Point de départ de l’action en requalification d’un CDD en CDI

Point de départ de l’action en requalification d’un CDD en CDI
10 juin 2023 EL 0 Comments

Point de départ et prescription de l’action en requalification d’un CDD en CDI : Soc. 15 mars 2023, FS-B, n° 20-21.774

Toute action portant sur l’exécution ou la rupture du contrat de travail se prescrit par deux ans à compter du jour où celui qui l’exerce a connu ou aurait dû connaître les faits lui permettant d’exercer son droit.
 
A partir de là, pensez-vous pouvoir déterminer la date à laquelle l’action en requalification d’un CDD en CDI va se prescrire ?
 
La question est loin d’être évidente.
 
Prenons un cas pratique inspiré d’une jurisprudence récente (Soc. 15 mars 2023, FS-B, n° 20-21.774) :
 
Un salarié a été engagé en qualité de vendeur.
 
Il a débuté le 27 juin 2024 et a travaillé quelques heures en juin et juillet 2024 sans contrat écrit.
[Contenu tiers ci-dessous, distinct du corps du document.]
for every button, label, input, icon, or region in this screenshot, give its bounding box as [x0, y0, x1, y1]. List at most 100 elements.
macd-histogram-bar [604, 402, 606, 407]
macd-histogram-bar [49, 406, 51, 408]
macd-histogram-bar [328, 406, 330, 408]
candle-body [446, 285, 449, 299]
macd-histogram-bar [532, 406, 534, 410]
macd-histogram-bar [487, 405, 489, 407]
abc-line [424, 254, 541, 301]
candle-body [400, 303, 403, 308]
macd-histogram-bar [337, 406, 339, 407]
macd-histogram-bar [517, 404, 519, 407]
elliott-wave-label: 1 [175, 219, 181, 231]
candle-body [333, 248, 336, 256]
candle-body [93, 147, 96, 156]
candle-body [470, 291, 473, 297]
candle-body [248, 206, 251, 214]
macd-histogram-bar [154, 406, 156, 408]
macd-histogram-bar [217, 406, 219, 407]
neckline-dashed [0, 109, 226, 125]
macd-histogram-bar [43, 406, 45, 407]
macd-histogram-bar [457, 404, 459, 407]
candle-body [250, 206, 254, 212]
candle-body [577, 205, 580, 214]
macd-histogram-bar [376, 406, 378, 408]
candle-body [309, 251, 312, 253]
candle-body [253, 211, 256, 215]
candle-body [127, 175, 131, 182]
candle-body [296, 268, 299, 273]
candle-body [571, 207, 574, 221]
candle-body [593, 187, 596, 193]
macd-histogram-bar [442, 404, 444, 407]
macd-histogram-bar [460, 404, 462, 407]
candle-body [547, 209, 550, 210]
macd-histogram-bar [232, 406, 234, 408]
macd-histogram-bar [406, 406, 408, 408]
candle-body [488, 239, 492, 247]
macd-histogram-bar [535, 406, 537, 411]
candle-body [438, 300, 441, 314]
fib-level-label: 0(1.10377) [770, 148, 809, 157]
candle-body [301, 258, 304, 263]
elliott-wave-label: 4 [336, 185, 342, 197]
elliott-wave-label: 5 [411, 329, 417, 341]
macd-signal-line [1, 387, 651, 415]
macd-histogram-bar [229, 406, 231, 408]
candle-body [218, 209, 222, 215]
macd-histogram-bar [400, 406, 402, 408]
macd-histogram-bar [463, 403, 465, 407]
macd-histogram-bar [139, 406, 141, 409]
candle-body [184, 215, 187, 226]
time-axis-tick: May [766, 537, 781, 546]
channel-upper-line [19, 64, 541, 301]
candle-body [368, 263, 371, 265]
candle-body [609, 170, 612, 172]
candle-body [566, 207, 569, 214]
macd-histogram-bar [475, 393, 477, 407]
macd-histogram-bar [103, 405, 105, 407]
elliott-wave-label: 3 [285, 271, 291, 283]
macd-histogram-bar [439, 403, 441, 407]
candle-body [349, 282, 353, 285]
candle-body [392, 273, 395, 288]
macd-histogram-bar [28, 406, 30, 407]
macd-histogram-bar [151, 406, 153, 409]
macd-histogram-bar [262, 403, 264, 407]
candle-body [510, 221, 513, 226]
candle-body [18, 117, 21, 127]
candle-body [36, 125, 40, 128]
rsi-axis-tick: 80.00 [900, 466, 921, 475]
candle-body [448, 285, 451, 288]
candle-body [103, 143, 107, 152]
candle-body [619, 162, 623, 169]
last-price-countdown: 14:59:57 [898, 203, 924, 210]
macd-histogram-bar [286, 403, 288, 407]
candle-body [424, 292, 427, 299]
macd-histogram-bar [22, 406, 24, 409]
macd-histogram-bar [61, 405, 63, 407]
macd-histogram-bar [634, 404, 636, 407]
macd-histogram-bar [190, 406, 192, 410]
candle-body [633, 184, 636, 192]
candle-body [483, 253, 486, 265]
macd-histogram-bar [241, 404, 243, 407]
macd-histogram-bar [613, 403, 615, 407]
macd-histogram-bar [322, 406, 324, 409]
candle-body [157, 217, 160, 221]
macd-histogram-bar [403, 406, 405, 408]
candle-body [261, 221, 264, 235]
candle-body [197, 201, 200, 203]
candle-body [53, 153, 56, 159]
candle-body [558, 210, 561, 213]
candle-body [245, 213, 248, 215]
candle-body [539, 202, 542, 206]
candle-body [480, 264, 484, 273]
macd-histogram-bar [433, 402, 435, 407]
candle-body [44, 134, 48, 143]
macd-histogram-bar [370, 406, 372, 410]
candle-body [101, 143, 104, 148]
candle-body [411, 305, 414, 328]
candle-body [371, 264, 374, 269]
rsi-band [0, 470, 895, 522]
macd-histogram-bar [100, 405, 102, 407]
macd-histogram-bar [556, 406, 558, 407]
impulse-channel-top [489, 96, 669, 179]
Puis il a conclu, le 10 juillet 2024, un CDD pour la période d’août 2024 au 31 janvier 2025 sans que son contrat ne précise le motif du recours au CDD. Son contrat a ensuite été prorogé jusqu’au 30 juin 2025. 
 
Qu’est-ce que cela vous inspire ? Quand expire selon vous le délai de prescription pour solliciter une requalification du CDD en CDI ?
 
Tout dépend en fait de l’irrégularité juridique reprochée :
 

– Première hypothèse : le salarié invoque l’absence d’établissement d’un contrat écrit sur la période de juin à juillet 2024. 

 
Le CDD doit en effet obligatoirement faire l’objet d’un contrat écrit, ce qui n’a manifestement pas été le cas.
 
Vous devez prendre en compte ensuite que le salarié a 2 ans pour agir, et que cette prescription débute à compter du délai de 2 jours ouvrables imparti à l’employeur pour transmettre au salarié le contrat de travail.
 
Rappelez-vous, il a été engagé le 27 juin 2024.
 
Son délai se prescrit alors le dimanche 30 juin ? 
 
Non, le lundi 1er juillet 2024.
 
En effet, le délai de transmission se décompte en jours ouvrables. Les jours ouvrables sont les jours qui peuvent être légalement travaillés (du lundi au samedi), ils excluent les dimanches et jours fériés. 
 
Or, le 30 juin est un dimanche. Donc on bascule sur le jour ouvrable qui suit, soit le lundi 1er juillet 2024. Cette dernière date constitue donc le terme de la prescription.
 

– Autre motif d’irrégularité, l’absence d’une mention obligatoire au contrat : 

 
L’absence d’indication du motif de recours entraîne automatiquement la requalification du contrat en CDI. 
 
Or, dans notre petit cas pratique, le contrat du 10 juillet 2024 ne mentionnait pas le motif de recours au CDD (salarié absent ou accroissement temporaire de l’activité par exemple).  
 
Le salarié peut alors agir ici à partir de la date de conclusion du contrat litigieux, soit le 10 juillet 2024.
 
Notre salarié peut par conséquent saisir la justice avant le 10 juillet 2026 pour faire valoir ses droits, et pas un jour de plus.
 

– Imaginons enfin que notre salarié reproche à son employeur la succession de CDD.

 
En effet, un CDD ne peut être renouvelé plus de 2 fois dans la même entreprise.
 
Autrement, il est possible d’obtenir la requalification de la relation de travail en CDI.
 
Or, nous avions dans notre cas pratique un enchaînement de 3 CDD. 
 
Pour déterminer le point de départ de la prescription, on prendra le terme du dernier contrat.
 
Rappelez-vous le dernier contrat de notre salarié s’est terminé le 30 juin 2025.
 
Pour saisir les Prud’hommes, le salarié a alors jusqu’au 30 juin 2027.
 

Bilan de l’exercice :

 
La détermination du délai de prescription et son point de départ est loin d’être un exercice évident. Prenez donc conseil. Louper un délai de prescription a des conséquences graves et irrévocables. Au-delà de la prescription, vous ne pouvez tout simplement plus agir et faire valoir vos droits.